Three regional religious institutions are taking the next big step in a unique partnership to teach Christian, Jewish, and Muslim spiritual leaders, thanks to a historic $50 million gift.
[additional-authors]
May 16, 2011

Three regional religious institutions are taking the next big step in a unique partnership to teach Christian, Jewish and Muslim spiritual leaders, thanks to a historic $50 million gift.

Claremont School of Theology on Monday announced the donation from philanthropists David and Joan Lincoln — the largest in the school’s history — which will establish Claremont Lincoln University. In a cooperative effort with the Academy for Jewish Religion, California (AJR, CA) and the Islamic Center of Southern California, it will include a consortium of professional graduate schools for religious education.

The seeds of the project were made public last year with the announcement that the Lincolns pledged $10 million towards what was then called the “University Project.” Now the Lincolns, an Arizona couple whose family fortune was built on arc welding and electric motor inventions in the early 1900s, are adding $40 million so that future religious leaders from different faiths have opportunities to study side by side.

“Joan and I are particularly pleased with the idea of creating a multi-faith university that reflects the power and potential of the ‘Golden Rule,’ which the many faith communities have in common,” David Lincoln, a member of the Claremont board of trustees, said in a statement.

“We believe the outcome of this kind of education will be tolerance and respect among religions and the ability to better address global problems where religious cooperation and cooperating are needed to reach solutions and repair the world.”

Each participating institution will contribute to the curriculum at Claremont Lincoln, which will offer such graduate programs as interreligious studies, comparative religions, and conflict resolution. The aim is to add other religious traditions in the future.

Students pursuing ordination will continue to receive that training from their home institution, but there will be opportunities to take courses with students of other faiths, officials said.

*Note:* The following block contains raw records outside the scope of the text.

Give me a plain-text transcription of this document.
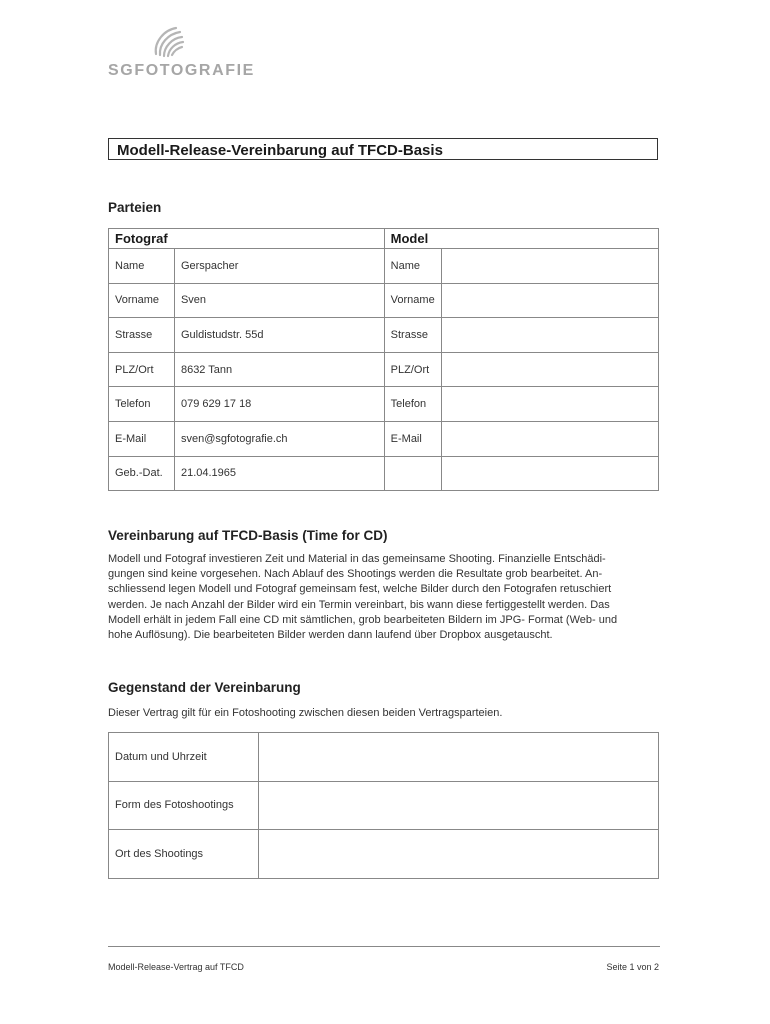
SGFOTOGRAFIE
Modell-Release-Vereinbarung auf TFCD-Basis
Parteien
Fotograf		Model	
Name	Gerspacher	Name	
Vorname	Sven	Vorname	
Strasse	Guldistudstr. 55d	Strasse	
PLZ/Ort	8632 Tann	PLZ/Ort	
Telefon	079 629 17 18	Telefon	
E-Mail	sven@sgfotografie.ch	E-Mail	
Geb.-Dat.	21.04.1965		
Vereinbarung auf TFCD-Basis (Time for CD)
Modell und Fotograf investieren Zeit und Material in das gemeinsame Shooting. Finanzielle Entschädi-
gungen sind keine vorgesehen. Nach Ablauf des Shootings werden die Resultate grob bearbeitet. An-
schliessend legen Modell und Fotograf gemeinsam fest, welche Bilder durch den Fotografen retuschiert
werden. Je nach Anzahl der Bilder wird ein Termin vereinbart, bis wann diese fertiggestellt werden. Das
Modell erhält in jedem Fall eine CD mit sämtlichen, grob bearbeiteten Bildern im JPG- Format (Web- und
hohe Auflösung). Die bearbeiteten Bilder werden dann laufend über Dropbox ausgetauscht.
Gegenstand der Vereinbarung
Dieser Vertrag gilt für ein Fotoshooting zwischen diesen beiden Vertragsparteien.
Datum und Uhrzeit	
Form des Fotoshootings	
Ort des Shootings	
Modell-Release-Vertrag auf TFCD	Seite 1 von 2
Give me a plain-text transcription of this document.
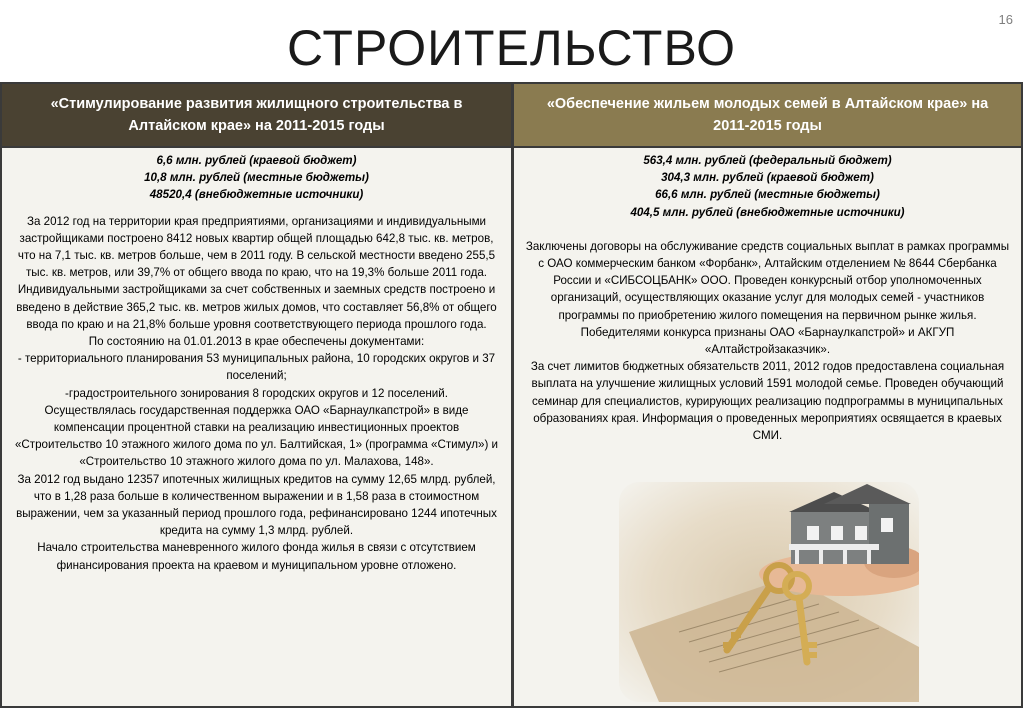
16
СТРОИТЕЛЬСТВО
«Стимулирование развития жилищного строительства в Алтайском крае» на 2011-2015 годы
6,6 млн. рублей (краевой бюджет)
10,8 млн. рублей (местные бюджеты)
48520,4 (внебюджетные источники)
За 2012 год на территории края предприятиями, организациями и индивидуальными застройщиками построено 8412 новых квартир общей площадью 642,8 тыс. кв. метров, что на 7,1 тыс. кв. метров больше, чем в 2011 году. В сельской местности введено 255,5 тыс. кв. метров, или 39,7% от общего ввода по краю, что на 19,3% больше 2011 года.
Индивидуальными застройщиками за счет собственных и заемных средств построено и введено в действие 365,2 тыс. кв. метров жилых домов, что составляет 56,8% от общего ввода по краю и на 21,8% больше уровня соответствующего периода прошлого года.
По состоянию на 01.01.2013 в крае обеспечены документами:
- территориального планирования 53 муниципальных района, 10 городских округов и 37 поселений;
-градостроительного зонирования 8 городских округов и 12 поселений.
Осуществлялась государственная поддержка ОАО «Барнаулкапстрой» в виде компенсации процентной ставки на реализацию инвестиционных проектов «Строительство 10 этажного жилого дома по ул. Балтийская, 1» (программа «Стимул») и «Строительство 10 этажного жилого дома по ул. Малахова, 148».
За 2012 год выдано 12357 ипотечных жилищных кредитов на сумму 12,65 млрд. рублей, что в 1,28 раза больше в количественном выражении и в 1,58 раза в стоимостном выражении, чем за указанный период прошлого года, рефинансировано 1244 ипотечных кредита на сумму 1,3 млрд. рублей.
Начало строительства маневренного жилого фонда жилья в связи с отсутствием финансирования проекта на краевом и муниципальном уровне отложено.
«Обеспечение жильем молодых семей в Алтайском крае» на 2011-2015 годы
563,4 млн. рублей (федеральный бюджет)
304,3 млн. рублей (краевой бюджет)
66,6 млн. рублей (местные бюджеты)
404,5 млн. рублей (внебюджетные источники)
Заключены договоры на обслуживание средств социальных выплат в рамках программы с ОАО коммерческим банком «Форбанк», Алтайским отделением № 8644 Сбербанка России и «СИБСОЦБАНК» ООО. Проведен конкурсный отбор уполномоченных организаций, осуществляющих оказание услуг для молодых семей - участников программы по приобретению жилого помещения на первичном рынке жилья. Победителями конкурса признаны ОАО «Барнаулкапстрой» и АКГУП «Алтайстройзаказчик».
За счет лимитов бюджетных обязательств 2011, 2012 годов предоставлена социальная выплата на улучшение жилищных условий 1591 молодой семье. Проведен обучающий семинар для специалистов, курирующих реализацию подпрограммы в муниципальных образованиях края. Информация о проведенных мероприятиях освящается в краевых СМИ.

Claremont Lincoln’s programming is slated to begin this fall. It will be a welcome addition for Rabbi Mel Gottlieb, president and dean of AJR, CA, whose students currently have only one world religions course available to them. The academy is a transdenominational educator of rabbis, cantors, and chaplains.

“We felt that in the 21st century … it would behoove them to know about other religions as well because we live in an interconnected world,” he said.

The purpose of Lincoln University is to do even more than add depth to the education of future spiritual leaders. It is a recognition that the entire model needs to change, according to the Rev. Jerry D. Campbell, president of Claremont Theological College, which offers clerical training as an ecumenical institution of the United Methodist Church.

“The board of trustees and the faculty were troubled in the fact that a high percentage of the American population associated the idea of religion with conflict,” he said. “We decided as an institution that we would try to look at how we might reduce religion as a cause of conflict and kind of reconstruct it as a source of peace and harmony.”

He continued: “This is, I think, an experiment the world ought to watch.”